Uma das ferramentas que a gente pensa, pra mostrar nossa existência, são a partir das ações e trabalhos construídos das organizações que existem dentro dos territórios e vão pautar as questões de direitos humanos, da vida, a valorização do ser humano.
Nosso país é muito desumano. As pessoas tendem a assassinar por questões torpes, sem motivos. Para mim é muito doloroso, porque é uma luta cotidiana que a gente enfrenta. A pergunta é sobre o Estado mas antes existe um poder aqui dentro que vai minar a vida de muitas meninas e meninos gays, lésbicas, travesti e transsexuais e as metodologias que são utilizadas são muito loucas, o quanto esse corpo não tem valor nem espaço tanto aqui dentro quanto na sociedade.
Monique Rodrigues: Você consegue identificar dentro da sua realidade uma proposta para enfrentar essa Violência do Estado nesses territórios militarizados?
Gilmara Cunha: O que eu consigo visualizar e identificar dentro da realidade a qual eu convivo, a proposta de enfrentamento, eu vejo que é através desses trabalhos que a gente desenvolve. Não tem uma receita porque o Estado faz várias leituras sobre esses lugares, sobre essas vidas, mas como eu falei antes o Estado é mais um.
Quando se trata da minha população não tem ainda uma fórmula que vai minimizar as violências sofridas nesses espaços. Acho que é só através da humanização que a gente consegue de fato chegar a algum lugar né. De alguma forma a gente consegue, hoje, dialogar isso dentro desses territórios, coisa que há 10 anos atrás não era possível falar sobre gays, lésbicas, travesti e transsexuais porque não temos espaços para existência.

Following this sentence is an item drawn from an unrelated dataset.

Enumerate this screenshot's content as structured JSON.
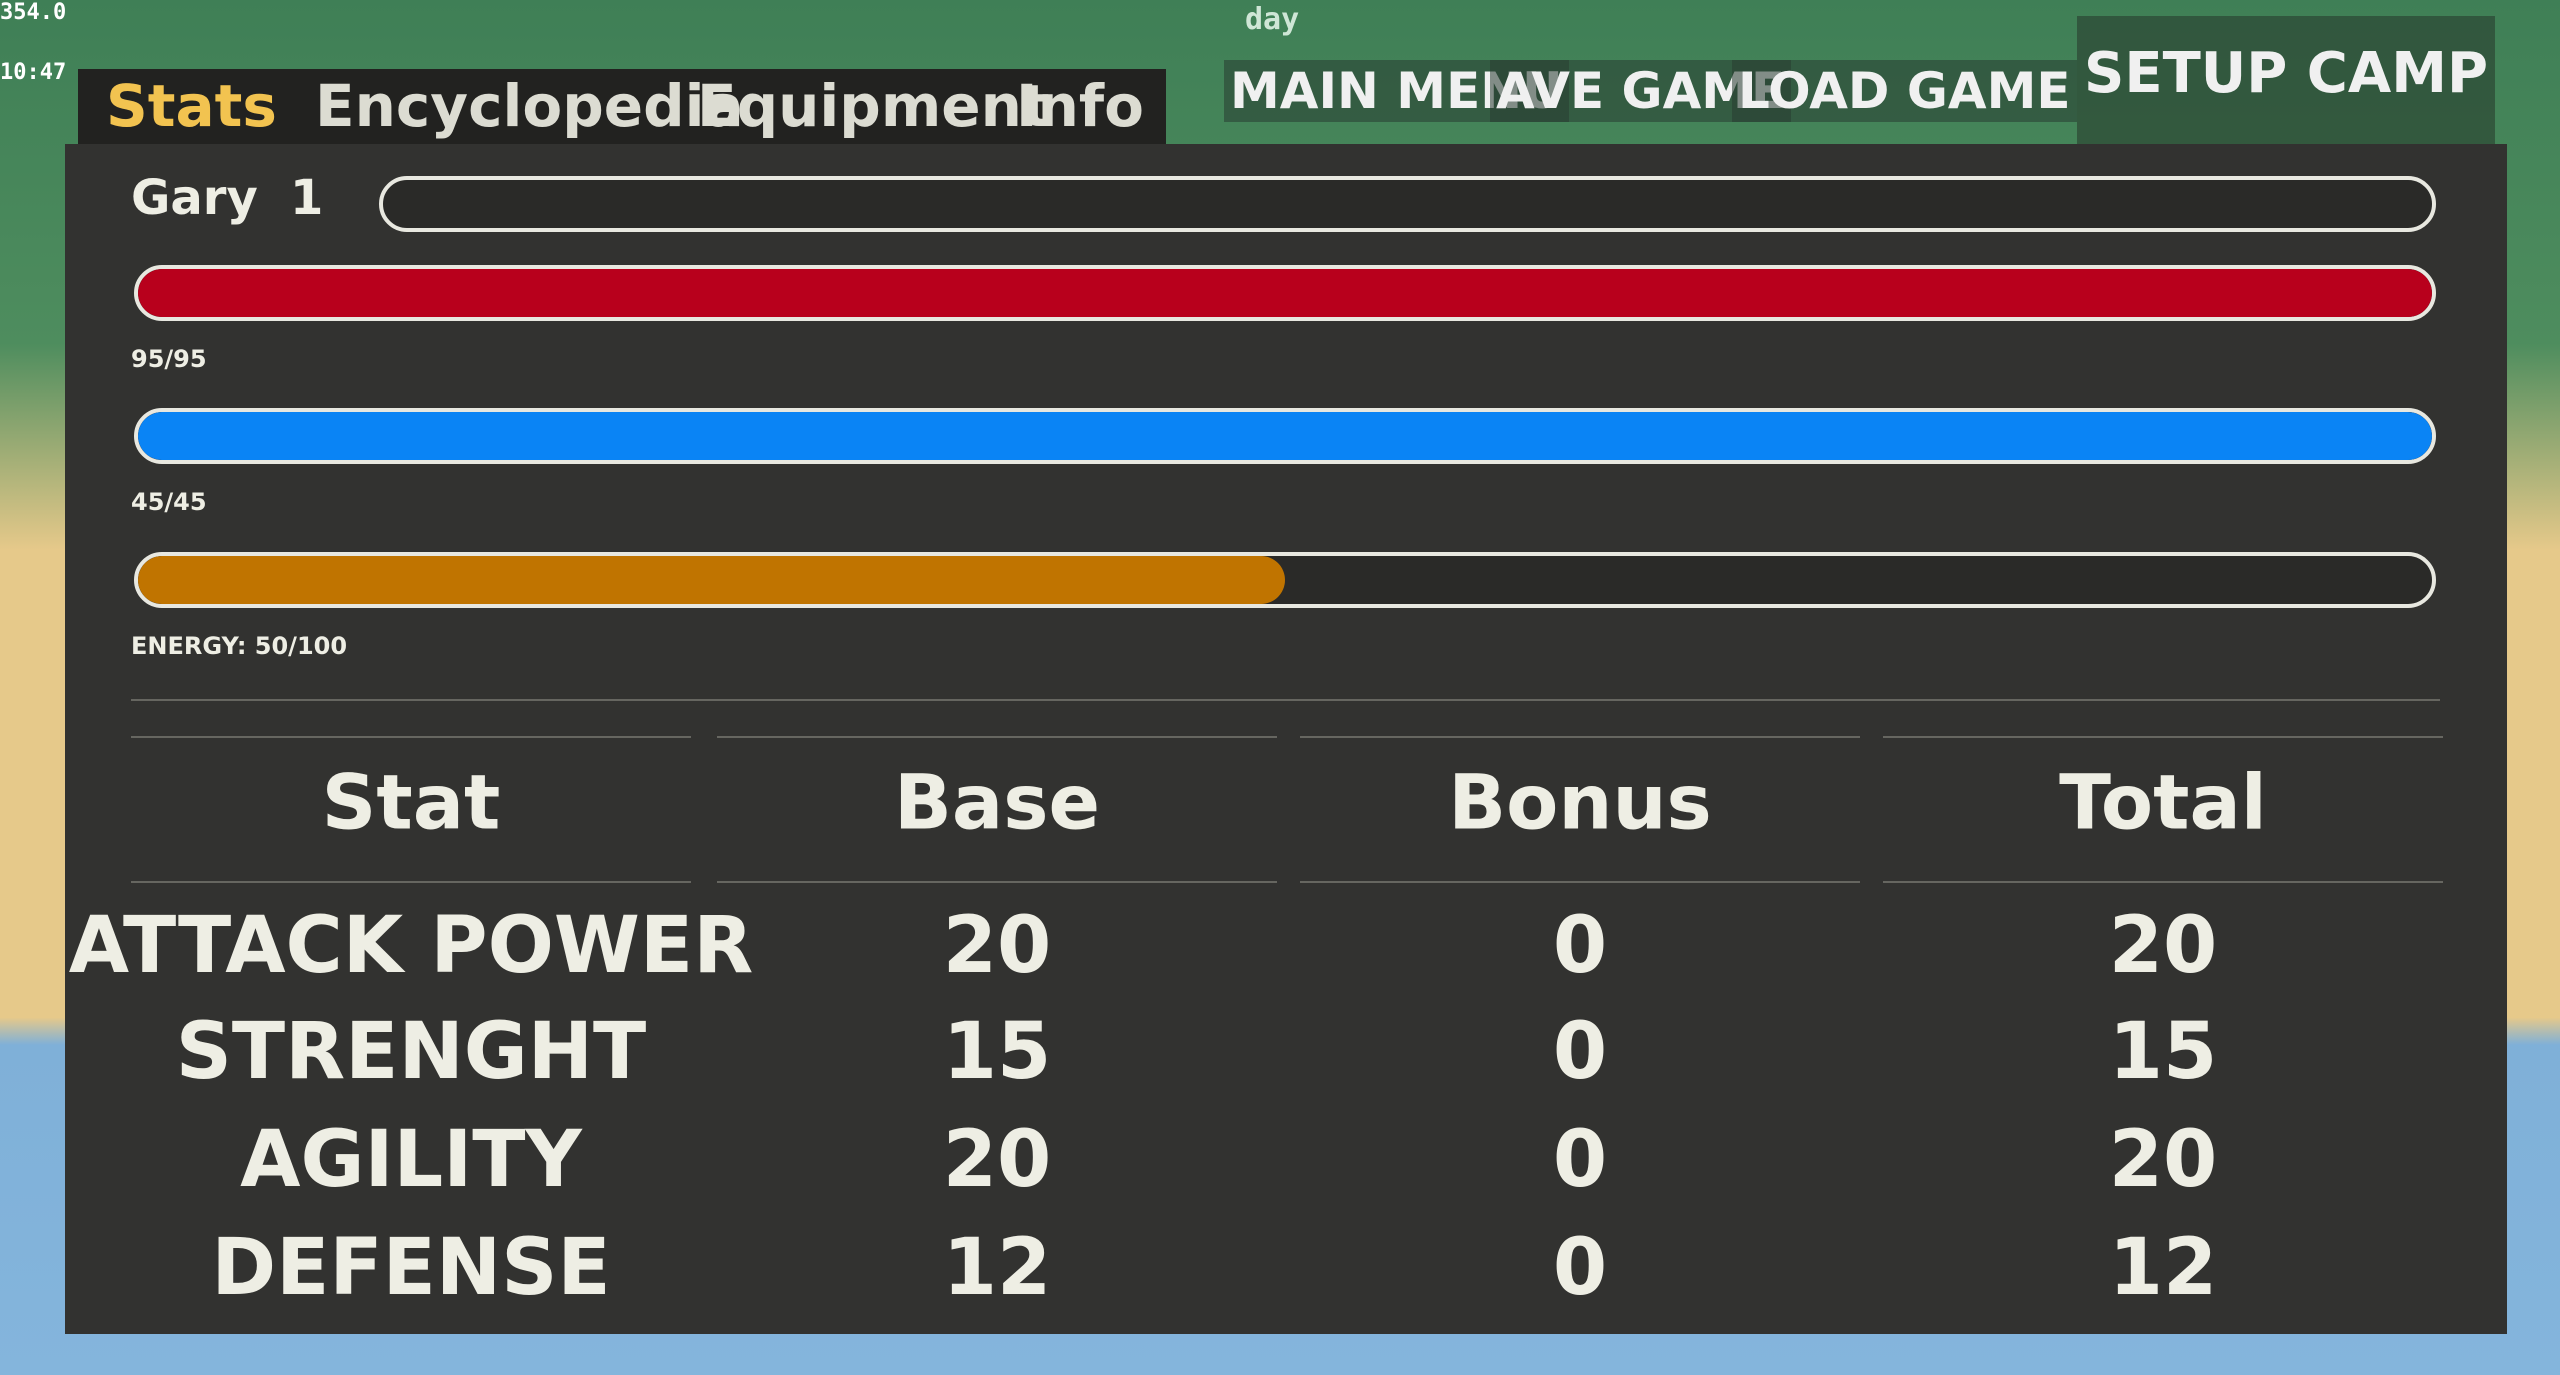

Somos carta fora do baralho e não temos lugar na sociedade. As travestis ainda tem que ofertar os seus serviços de prostituição, elas não estão no horário comercial de existência na sociedade. Pensar que essa travesti pode transitar na comunidade no horário de escola, comercial, no horário de funcionamento dos espaços formais, ainda não é uma realidade pra gente, ainda existimos apenas na noite. Quando isso se tornar realidade talvez a gente consiga minimizar essas violências, pelo Estado e pela sociedade como um todo.
A Iniciativa Direito à Memória e Justiça Racial se insere nesse debate por entender que essas populações são parte construtiva de ações de resistência e memória, da mesma forma que luta pela condição primordial de se manter vivas, mas sobretudo por assumir nossa parte de responsabilidade junto a esses grupos.

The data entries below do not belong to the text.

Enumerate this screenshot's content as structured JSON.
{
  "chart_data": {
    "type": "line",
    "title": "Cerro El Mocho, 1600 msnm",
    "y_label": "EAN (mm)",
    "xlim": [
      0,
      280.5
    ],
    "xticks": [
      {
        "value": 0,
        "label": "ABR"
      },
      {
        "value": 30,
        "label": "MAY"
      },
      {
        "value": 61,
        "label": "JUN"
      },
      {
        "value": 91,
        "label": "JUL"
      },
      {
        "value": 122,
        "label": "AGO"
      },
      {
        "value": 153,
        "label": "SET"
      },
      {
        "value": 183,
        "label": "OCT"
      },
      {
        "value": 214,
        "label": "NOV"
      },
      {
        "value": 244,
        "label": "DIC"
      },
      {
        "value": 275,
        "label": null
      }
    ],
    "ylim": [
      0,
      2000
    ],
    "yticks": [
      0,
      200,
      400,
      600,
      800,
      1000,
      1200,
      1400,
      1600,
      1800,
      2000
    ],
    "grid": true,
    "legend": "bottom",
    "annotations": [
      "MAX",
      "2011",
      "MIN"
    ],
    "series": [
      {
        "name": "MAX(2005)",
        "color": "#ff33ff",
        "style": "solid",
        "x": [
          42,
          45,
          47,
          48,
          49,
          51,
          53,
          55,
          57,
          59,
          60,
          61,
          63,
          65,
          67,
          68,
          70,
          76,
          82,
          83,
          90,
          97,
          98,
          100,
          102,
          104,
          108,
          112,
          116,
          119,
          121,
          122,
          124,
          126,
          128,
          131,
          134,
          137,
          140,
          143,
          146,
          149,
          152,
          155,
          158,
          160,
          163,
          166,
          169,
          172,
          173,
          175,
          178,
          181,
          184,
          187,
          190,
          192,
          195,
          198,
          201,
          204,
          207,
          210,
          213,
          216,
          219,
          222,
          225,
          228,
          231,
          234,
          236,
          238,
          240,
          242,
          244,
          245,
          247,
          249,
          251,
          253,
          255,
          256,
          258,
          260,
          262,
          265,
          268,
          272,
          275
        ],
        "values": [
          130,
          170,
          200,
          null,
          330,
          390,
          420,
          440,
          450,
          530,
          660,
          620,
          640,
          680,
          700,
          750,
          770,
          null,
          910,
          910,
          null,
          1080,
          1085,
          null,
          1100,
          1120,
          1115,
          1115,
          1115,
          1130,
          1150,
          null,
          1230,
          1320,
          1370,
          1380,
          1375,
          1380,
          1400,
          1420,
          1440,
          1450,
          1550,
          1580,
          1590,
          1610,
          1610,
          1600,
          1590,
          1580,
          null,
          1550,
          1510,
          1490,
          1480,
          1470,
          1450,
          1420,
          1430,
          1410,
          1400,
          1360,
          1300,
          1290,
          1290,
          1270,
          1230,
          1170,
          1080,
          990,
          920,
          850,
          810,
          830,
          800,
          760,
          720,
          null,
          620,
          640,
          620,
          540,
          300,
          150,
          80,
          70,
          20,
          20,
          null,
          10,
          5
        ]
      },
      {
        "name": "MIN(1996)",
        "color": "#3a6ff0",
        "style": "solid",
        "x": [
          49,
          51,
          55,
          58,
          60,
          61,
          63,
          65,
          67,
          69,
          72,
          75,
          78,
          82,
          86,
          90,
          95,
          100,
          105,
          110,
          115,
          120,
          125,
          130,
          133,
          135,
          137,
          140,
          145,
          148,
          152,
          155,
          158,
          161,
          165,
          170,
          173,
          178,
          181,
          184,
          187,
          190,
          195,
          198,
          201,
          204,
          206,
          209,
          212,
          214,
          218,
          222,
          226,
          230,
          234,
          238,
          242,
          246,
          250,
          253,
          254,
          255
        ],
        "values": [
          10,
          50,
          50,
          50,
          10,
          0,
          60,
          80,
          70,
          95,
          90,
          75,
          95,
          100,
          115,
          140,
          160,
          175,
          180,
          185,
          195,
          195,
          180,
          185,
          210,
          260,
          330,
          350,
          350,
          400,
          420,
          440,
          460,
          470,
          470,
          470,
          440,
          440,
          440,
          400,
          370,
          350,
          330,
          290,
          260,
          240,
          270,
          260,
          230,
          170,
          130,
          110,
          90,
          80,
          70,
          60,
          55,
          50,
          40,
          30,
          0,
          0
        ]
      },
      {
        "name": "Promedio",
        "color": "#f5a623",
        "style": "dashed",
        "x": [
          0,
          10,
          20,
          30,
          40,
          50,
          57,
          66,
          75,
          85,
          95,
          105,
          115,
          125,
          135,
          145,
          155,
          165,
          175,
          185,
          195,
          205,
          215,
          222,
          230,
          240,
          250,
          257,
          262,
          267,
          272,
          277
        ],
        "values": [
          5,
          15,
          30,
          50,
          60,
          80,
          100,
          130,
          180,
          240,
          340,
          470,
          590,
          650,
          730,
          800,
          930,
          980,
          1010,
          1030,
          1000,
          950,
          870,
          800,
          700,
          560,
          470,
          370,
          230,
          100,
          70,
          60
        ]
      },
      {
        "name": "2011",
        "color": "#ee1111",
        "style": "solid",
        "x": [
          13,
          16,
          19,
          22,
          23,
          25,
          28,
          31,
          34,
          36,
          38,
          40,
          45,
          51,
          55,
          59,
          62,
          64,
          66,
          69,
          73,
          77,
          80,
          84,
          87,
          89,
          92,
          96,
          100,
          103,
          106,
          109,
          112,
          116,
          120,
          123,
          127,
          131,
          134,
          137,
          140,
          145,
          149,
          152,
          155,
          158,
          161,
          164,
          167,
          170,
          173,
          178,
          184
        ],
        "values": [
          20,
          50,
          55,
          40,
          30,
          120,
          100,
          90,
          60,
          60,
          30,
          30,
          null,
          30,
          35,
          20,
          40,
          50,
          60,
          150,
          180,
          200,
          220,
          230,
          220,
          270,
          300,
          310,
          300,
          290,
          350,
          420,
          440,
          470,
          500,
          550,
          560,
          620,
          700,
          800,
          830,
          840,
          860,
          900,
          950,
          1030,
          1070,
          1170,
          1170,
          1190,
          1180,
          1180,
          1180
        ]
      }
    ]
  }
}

A sociedade que mais mata LGBTQIA+, que abandona familiares e amigos, que criminaliza e marginaliza essas pessoas, precisa ser revista no impacto cotidiano das ausências e silenciamentos que reforçamos sempre que não problematizamos a falta de diálogo e presença de pessoas lésbicas, gays, bissexuais, travestis e transsexuais, queer, intersexo, assexual e mais.
Somando a condição racial de uma negritude marcada pela violência essas demandas são urgentes e as resistências precisam ser mostradas como forma de relação entre nossas ações. O patriarcado, o racismo e a heteronormatividade são estruturas que alicerçam barreiras em todas as esferas da existência da população LGBTQIA+, sendo nosso compromisso derrubá-las junto com o capitalismo e o Estado.